4. (Je sais plus quelle page par exemple.)
croire avoir égaré quelque chose : de toute façon, on finit toujours par égarer quelque chose, y compris soi-même... enfin, l'idée que l'on se fait de soi-même.

 

5. p.138
tenir un couteau à la main : on remarquera que la construction du syntagme tend à se figer : "tenir un couteau" devient presque obligatoirement "tenir un couteau à la main"; le complément, quoique redondant, - on ne s'attend pas à ce que le personnage tienne un couteau à la jambe, au gros orteil, ou au lobe de son oreille droite - semble tout d'abord aller dans le sens de la langue avant de poser question, si l'on se pose la question, car, après tout, on n'y est pas obligé.

 

6. p.72
ne pas parvenir à chasser ce problème de son esprit : il faut employer un balai à problèmes pour ce genre de problème.
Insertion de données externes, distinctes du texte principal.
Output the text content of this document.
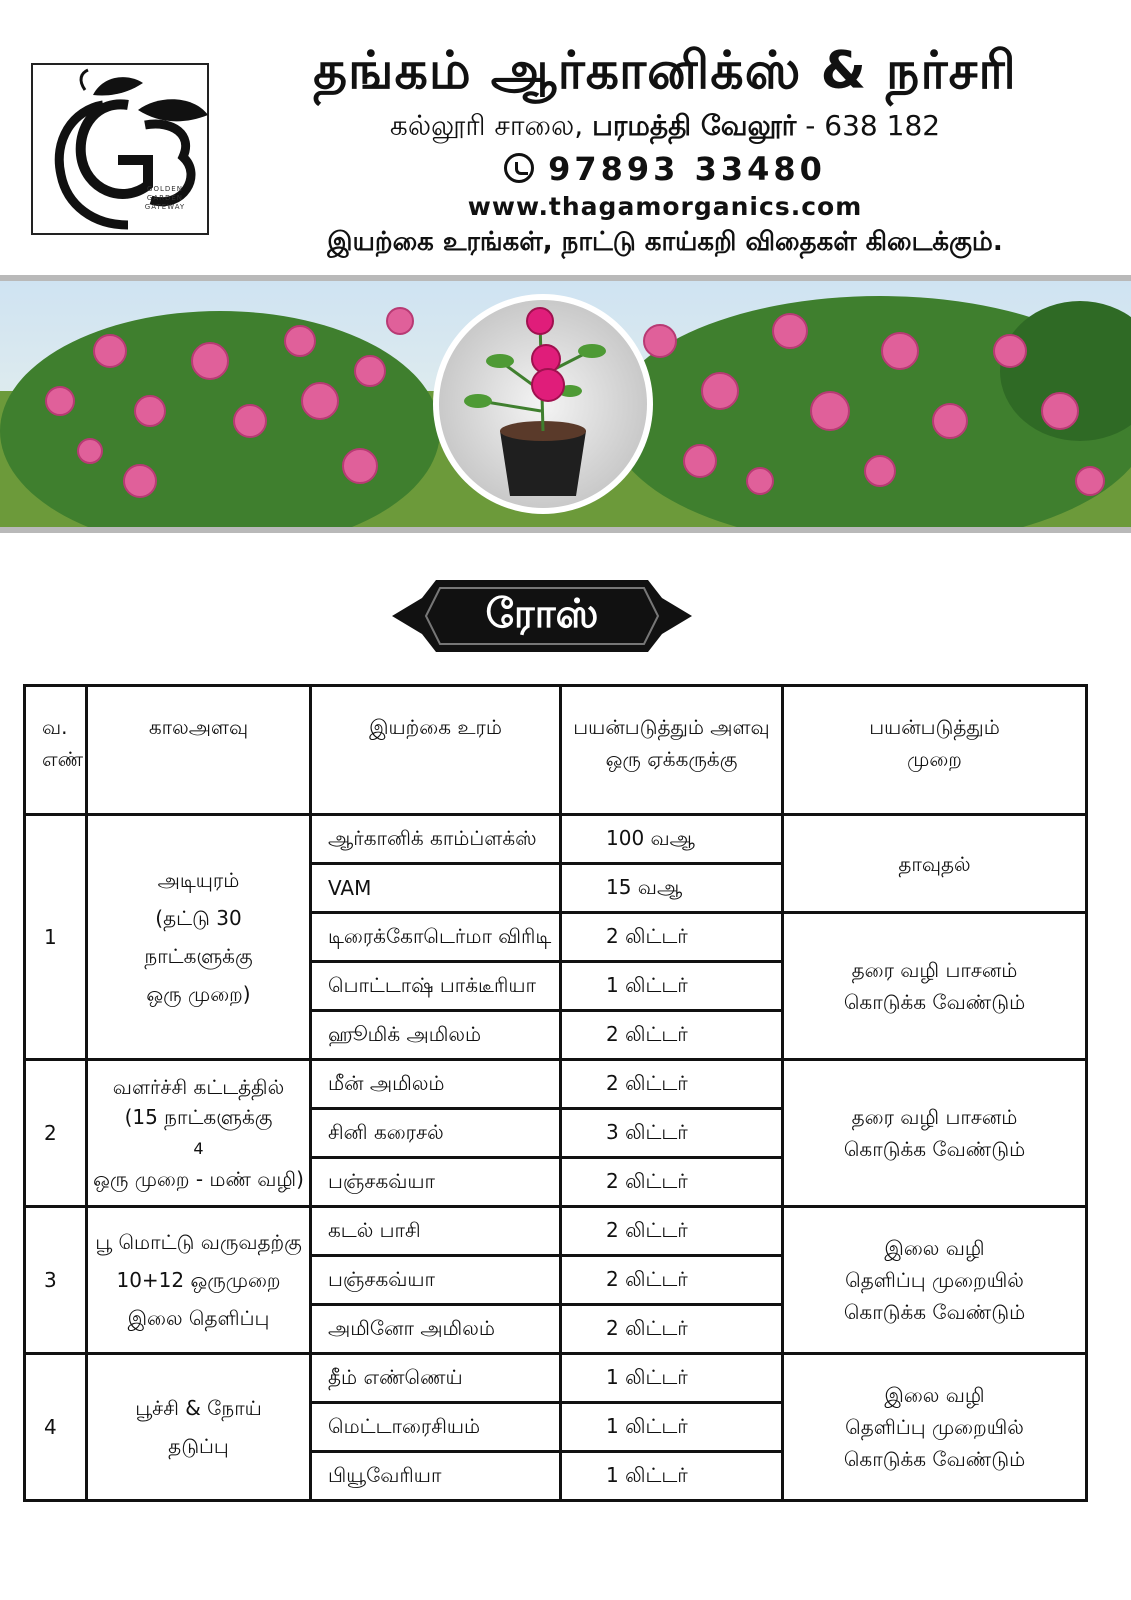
GOLDEN
GARDEN
GATEWAY
தங்கம் ஆர்கானிக்ஸ் & நர்சரி
கல்லூரி சாலை, பரமத்தி வேலூர் - 638 182
97893 33480
www.thagamorganics.com
இயற்கை உரங்கள், நாட்டு காய்கறி விதைகள் கிடைக்கும்.
ரோஸ்
வ.
எண்	காலஅளவு	இயற்கை உரம்	பயன்படுத்தும் அளவு
ஒரு ஏக்கருக்கு	பயன்படுத்தும்
முறை
1	அடியுரம்
(தட்டு 30
நாட்களுக்கு
ஒரு முறை)	ஆர்கானிக் காம்ப்ளக்ஸ்	100 வஆ	தாவுதல்
		VAM	15 வஆ	
		டிரைக்கோடெர்மா விரிடி	2 லிட்டர்	தரை வழி பாசனம்
கொடுக்க வேண்டும்
		பொட்டாஷ் பாக்டீரியா	1 லிட்டர்	
		ஹூமிக் அமிலம்	2 லிட்டர்	
2	வளர்ச்சி கட்டத்தில்
(15 நாட்களுக்கு
4
ஒரு முறை - மண் வழி)	மீன் அமிலம்	2 லிட்டர்	தரை வழி பாசனம்
கொடுக்க வேண்டும்
		சினி கரைசல்	3 லிட்டர்	
		பஞ்சகவ்யா	2 லிட்டர்	
3	பூ மொட்டு வருவதற்கு
10+12 ஒருமுறை
இலை தெளிப்பு	கடல் பாசி	2 லிட்டர்	இலை வழி
தெளிப்பு முறையில்
கொடுக்க வேண்டும்
		பஞ்சகவ்யா	2 லிட்டர்	
		அமினோ அமிலம்	2 லிட்டர்	
4	பூச்சி & நோய்
தடுப்பு	தீம் எண்ணெய்	1 லிட்டர்	இலை வழி
தெளிப்பு முறையில்
கொடுக்க வேண்டும்
		மெட்டாரைசியம்	1 லிட்டர்	
		பியூவேரியா	1 லிட்டர்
Il suffit d'y penser, et voilà que "ce problème de son esprit" est chassé balayé par cet autre problème : où trouver un balai à problèmes assez efficace pour éviter qu'un problème se mette à vous obséder, à vous tourner idée noire, noire, noire, noire.

 

7. p.92
ajouter amèrement : dans une conversation un peu trop sucrée, un peu trop guimauve, il se conçoit qu'un convive prenne sur lui d'ajouter amèrement. Afin que cela soit efficace, il convient que ce convive reste convenable en buvant modérément. Sinon, ce n'est pas ajouter amèrement qu'il fera, mais déraper lourdement.

 

8. p.168
n'avoir pu mieux tomber : avant de tomber dans la tombe, le bipède ordinaire a maintes occasions de tomber sur tout un tas de trucs et d'un tas de manières : tomber amoureux, tomber sur un os, tomber sur un vieux poteau, tomber dans une embuscade, tomber malade, et finalement tomber raide mort, expression figée, ce qui va de soi quand on évoque l'instant fatal où l'humain passe de vif à néant.

 

9. p.227
s'en aller à son tour sans ajouter un mot :c'est qu'une fois que tout est dit, il se trouve que l'on est bien obligé de s'en aller à son tour sans ajouter un mot. Ainsi, chaque fois que nous quittons un lieu sans ajouter un mot, nous répétons l'inéluctable scène finale où l'on va tomber raide mort et s'en aller à son tour sans ajouter un mot.

 

10. p.234
Du diable si... : j'interprète ainsi : si j'y comprends quelque chose, c'est le diable qui me donne cette intelligence car il faudrait être le diable sans doute (le diable doute-t-il ?) pour y comprendre quelque chose à tout ci tout ça. Du coup, je me demande si... remarqua-t-il pensivement. Et d'ailleurs, si l'on est malin, autant être très malin en effet.